Modern-day Matera, a sparkling little Italian village, surrounds the original swaths of cave dwellings, many of which are still intact. The history is far from pretty. Generations of peasants inhabited these cave complexes, living in abject poverty, ridden with malaria and often with no water or sanitation. Then came the anti-fascist writer and painter Carlo Levi, who was exiled to this area in the ’30s for opposing Mussolini. Levi documented the miserable conditions of the peasants in his famous 1945 memoir, Christ Stopped at Eboli, elevating the peasants’ predicament to the level of national consciousness, embarrassing the entire country in the process. As a result, beginning in the ’50s, the peasants were eventually relocated to newer housing projects, although the process was a botched disaster from the beginning.

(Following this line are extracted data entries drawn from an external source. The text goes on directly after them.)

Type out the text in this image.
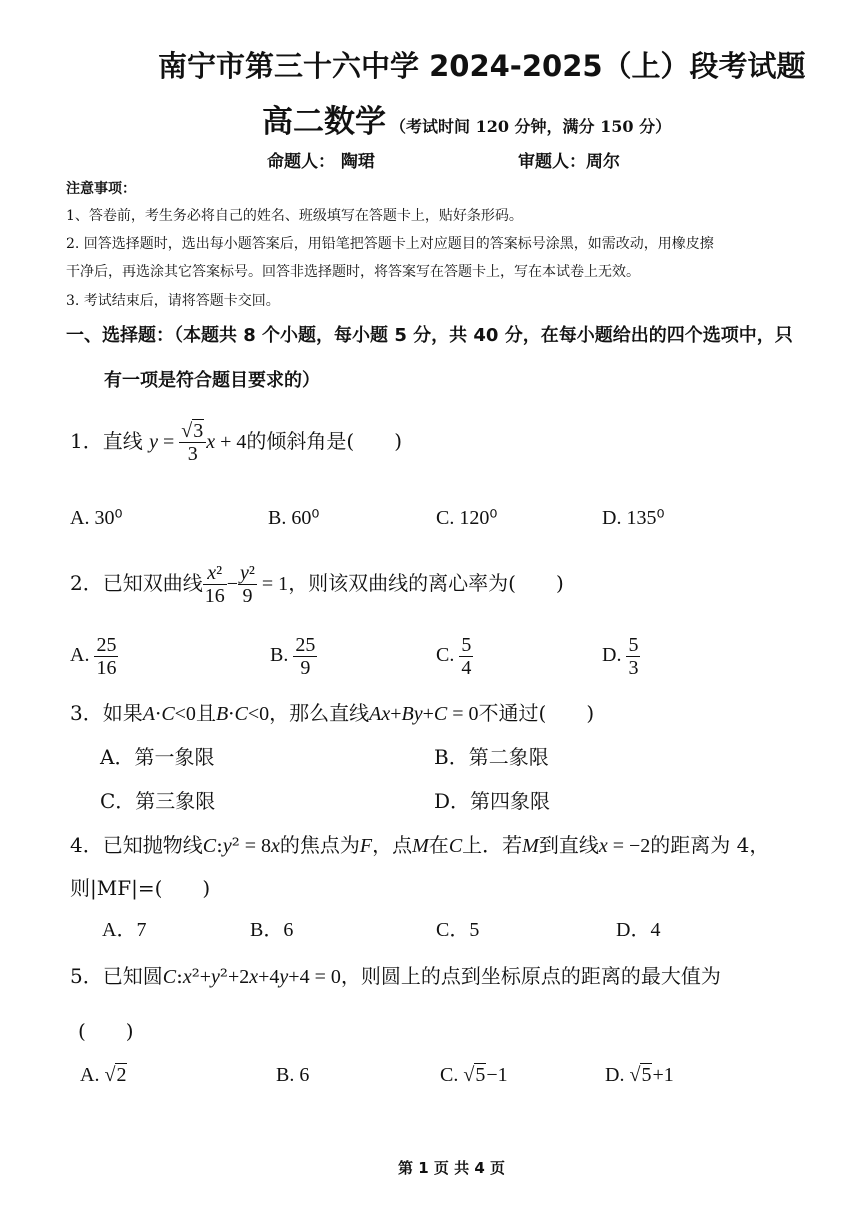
南宁市第三十六中学 2024-2025（上）段考试题
高二数学 （考试时间 120 分钟，满分 150 分）
命题人： 陶珺	审题人：周尔
注意事项：
1、答卷前，考生务必将自己的姓名、班级填写在答题卡上，贴好条形码。
2. 回答选择题时，选出每小题答案后，用铅笔把答题卡上对应题目的答案标号涂黑，如需改动，用橡皮擦
干净后，再选涂其它答案标号。回答非选择题时，将答案写在答题卡上，写在本试卷上无效。
3. 考试结束后，请将答题卡交回。
一、选择题：（本题共 8 个小题，每小题 5 分，共 40 分，在每小题给出的四个选项中，只
有一项是符合题目要求的）
1．直线 $y = \frac{√3}{3}$ x + 4的倾斜角是(　　)
A. 30⁰	B. 60⁰	C. 120⁰	D. 135⁰
2．已知双曲线 $\frac{\text{x²}}{16} - \frac{\text{y²}}{9} = 1$，则该双曲线的离心率为(　　)
A. $\frac{25}{16}$	B. $\frac{25}{9}$	C. $\frac{5}{4}$	D. $\frac{5}{3}$
3．如果A·C<0且B·C<0，那么直线Ax+By+C = 0不通过(　　)
A．第一象限	B．第二象限
C．第三象限	D．第四象限
4．已知抛物线C:y² = 8x的焦点为F，点M在C上．若M到直线x = −2的距离为 4，
则|MF|=(　　)
A．7	B．6	C．5	D．4
5．已知圆C:x²+y²+2x+4y+4 = 0，则圆上的点到坐标原点的距离的最大值为
(　　)
A. √2	B. 6	C. √5−1	D. √5+1
第 1 页 共 4 页
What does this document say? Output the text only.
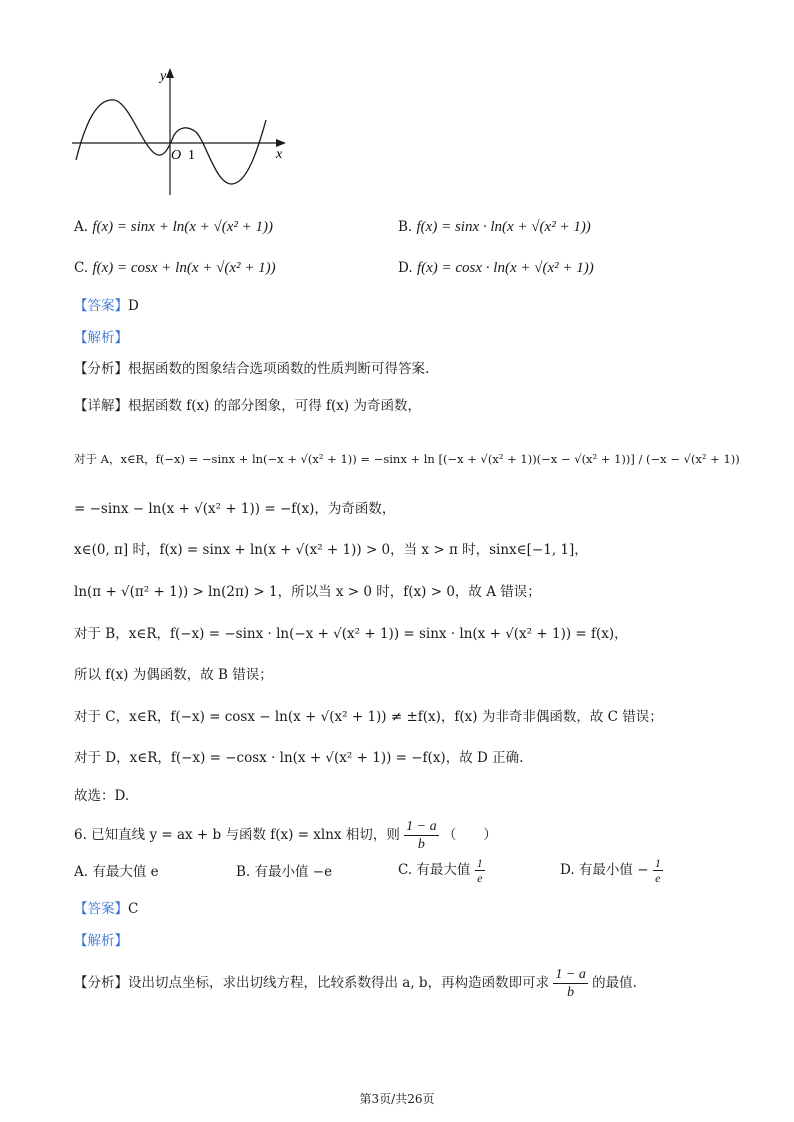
y
x
O 1
A. f(x) = sinx + ln(x + √(x² + 1))	B. f(x) = sinx · ln(x + √(x² + 1))
C. f(x) = cosx + ln(x + √(x² + 1))	D. f(x) = cosx · ln(x + √(x² + 1))
【答案】D
【解析】
【分析】根据函数的图象结合选项函数的性质判断可得答案.
【详解】根据函数 f(x) 的部分图象，可得 f(x) 为奇函数，
对于 A，x∈R，f(−x) = −sinx + ln(−x + √(x² + 1)) = −sinx + ln [(−x + √(x² + 1))(−x − √(x² + 1))] / (−x − √(x² + 1))
= −sinx − ln(x + √(x² + 1)) = −f(x)，为奇函数，
x∈(0, π] 时，f(x) = sinx + ln(x + √(x² + 1)) > 0，当 x > π 时，sinx∈[−1, 1]，
ln(π + √(π² + 1)) > ln(2π) > 1，所以当 x > 0 时，f(x) > 0，故 A 错误；
对于 B，x∈R，f(−x) = −sinx · ln(−x + √(x² + 1)) = sinx · ln(x + √(x² + 1)) = f(x)，
所以 f(x) 为偶函数，故 B 错误；
对于 C，x∈R，f(−x) = cosx − ln(x + √(x² + 1)) ≠ ±f(x)，f(x) 为非奇非偶函数，故 C 错误；
对于 D，x∈R，f(−x) = −cosx · ln(x + √(x² + 1)) = −f(x)，故 D 正确.
故选：D.
6. 已知直线 y = ax + b 与函数 f(x) = xlnx 相切，则 $\frac{1 - a}{b}$ （　　）
A. 有最大值 e	B. 有最小值 −e	C. 有最大值 $\frac{1}{e}$	D. 有最小值 − $\frac{1}{e}$
【答案】C
【解析】
【分析】设出切点坐标，求出切线方程，比较系数得出 a, b，再构造函数即可求 $\frac{1 - a}{b}$ 的最值.
第3页/共26页
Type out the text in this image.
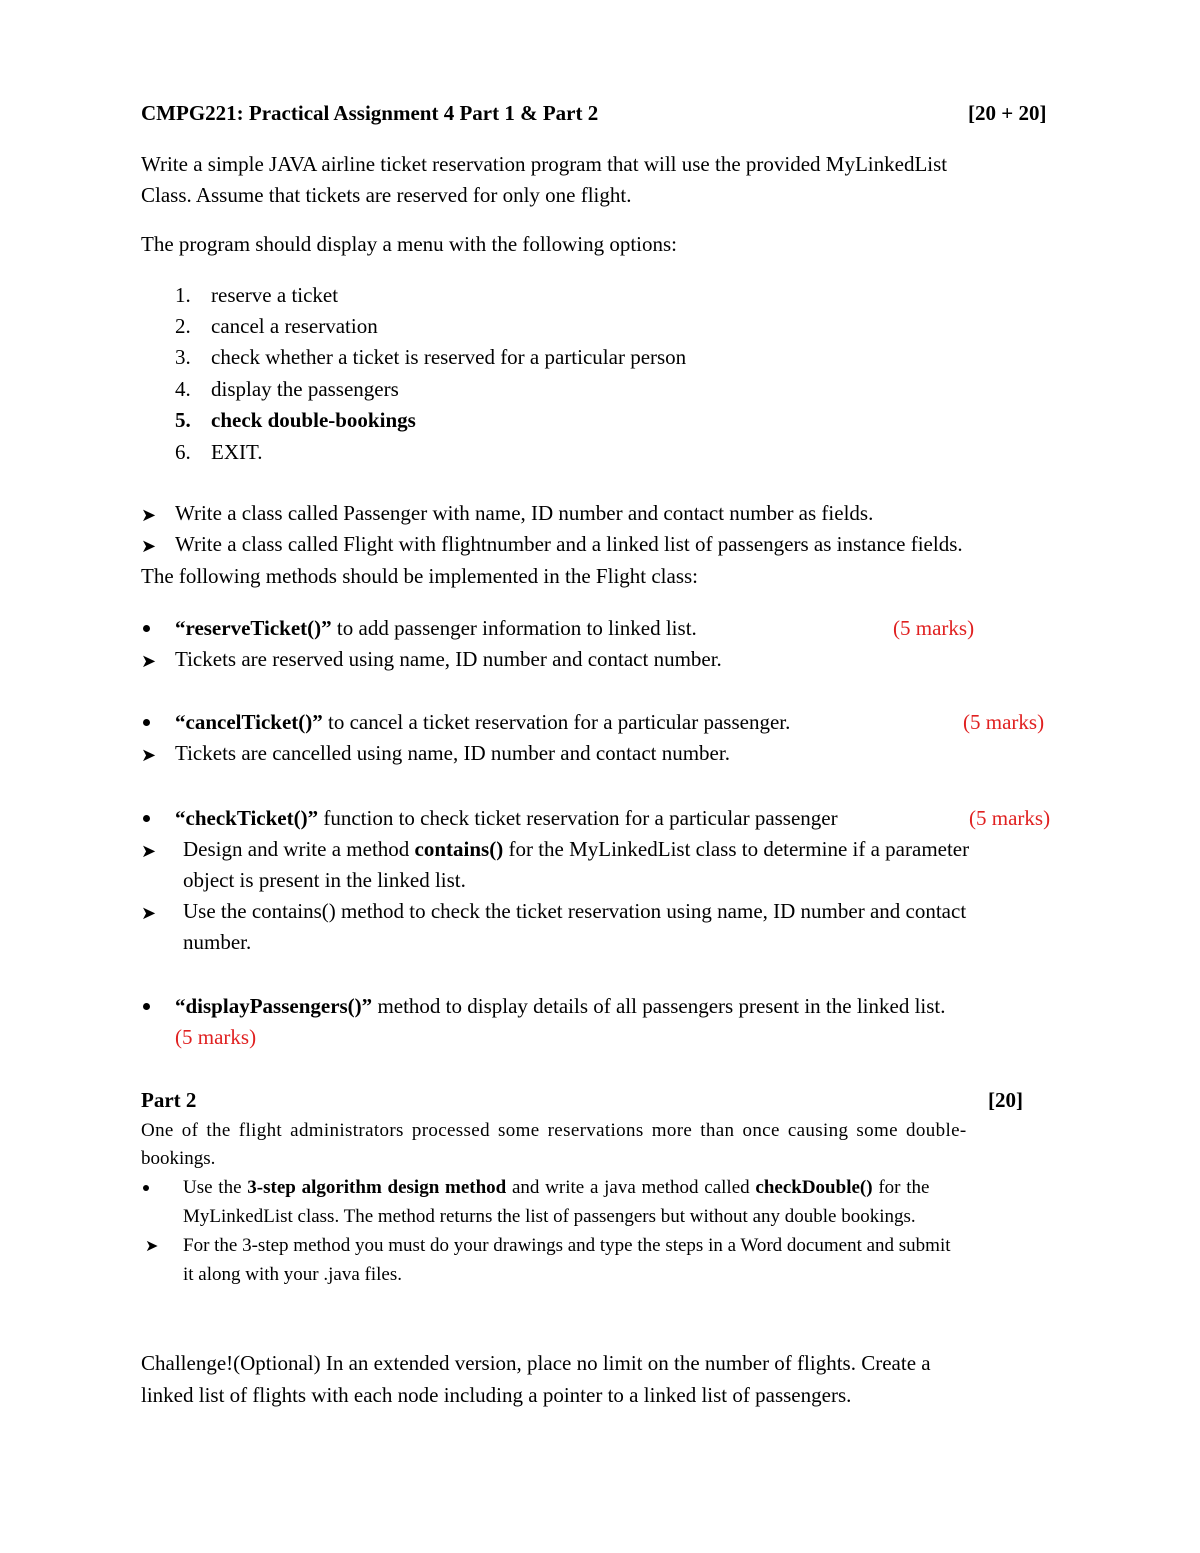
CMPG221: Practical Assignment 4 Part 1 & Part 2	[20 + 20]
Write a simple JAVA airline ticket reservation program that will use the provided MyLinkedList
Class. Assume that tickets are reserved for only one flight.
The program should display a menu with the following options:
1. reserve a ticket
2. cancel a reservation
3. check whether a ticket is reserved for a particular person
4. display the passengers
5. check double-bookings
6. EXIT.
➤ Write a class called Passenger with name, ID number and contact number as fields.
➤ Write a class called Flight with flightnumber and a linked list of passengers as instance fields.
The following methods should be implemented in the Flight class:
“reserveTicket()” to add passenger information to linked list.	(5 marks)
➤ Tickets are reserved using name, ID number and contact number.
“cancelTicket()” to cancel a ticket reservation for a particular passenger.	(5 marks)
➤ Tickets are cancelled using name, ID number and contact number.
“checkTicket()” function to check ticket reservation for a particular passenger	(5 marks)
➤ Design and write a method contains() for the MyLinkedList class to determine if a parameter
object is present in the linked list.
➤ Use the contains() method to check the ticket reservation using name, ID number and contact
number.
“displayPassengers()” method to display details of all passengers present in the linked list.
(5 marks)
Part 2	[20]
One of the flight administrators processed some reservations more than once causing some double-
bookings.
Use the 3-step algorithm design method and write a java method called checkDouble() for the
MyLinkedList class. The method returns the list of passengers but without any double bookings.
➤ For the 3-step method you must do your drawings and type the steps in a Word document and submit
it along with your .java files.
Challenge!(Optional) In an extended version, place no limit on the number of flights. Create a
linked list of flights with each node including a pointer to a linked list of passengers.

Nowadays, Matera is a testament to how an ignored wasteland can transform itself into a reputable world-renowned place. In 1993, the cave dwellings became an official UNESCO World Heritage site, the designation of which triggered more influx into the surrounding town, with new artisan shops, retail shopping and all the dynamics of a modern-day Italian village. And next year Matera will be one of the European Capitals of Culture, so an entire matrix of projects are scheduled to unfold throughout 2019. Artists from all over the world will descend upon Matera to create works involving the locals, and a few of the caves are already converted into performance spaces, living arrangements or luxury hotels. Carlo Levi’s own paintings of peasant life are also on display at the National Museum of Mediaeval and Modern Art, just near the aforementioned vista point.
The philosophy of the 2019 European Capital of Culture, as the director explained for us, is not to attract tourism. Instead, visitors will be encouraged to operate as participants in a year-long enterprise, including various networking and collaborative art projects, acts of lifestyle engagement and other endeavors connecting them with the everyday experience of what it means to be a citizen of Matera.
Thankfully, the peasant heritage still resonates and many of the locals remain proud of the history. Again, I discovered this without even trying. At a restaurant named Kappador in Piazza Vittorio Veneto, I paid seven euros for a fantastic bowl of Crapiata, a type of rural peasant stew made of various legumes. It was perfect against the cold weather, which was just above freezing.
According to some materials I found at Myricae, Pascoli highlighted how beauty could be found in the simplest and poorest of things. This was a metaphor for Matera, he wrote, a town the humility of which takes your breath away. There are no fancy Baroque decorations or ornate outlines, he wrote, just a place rich with humble history.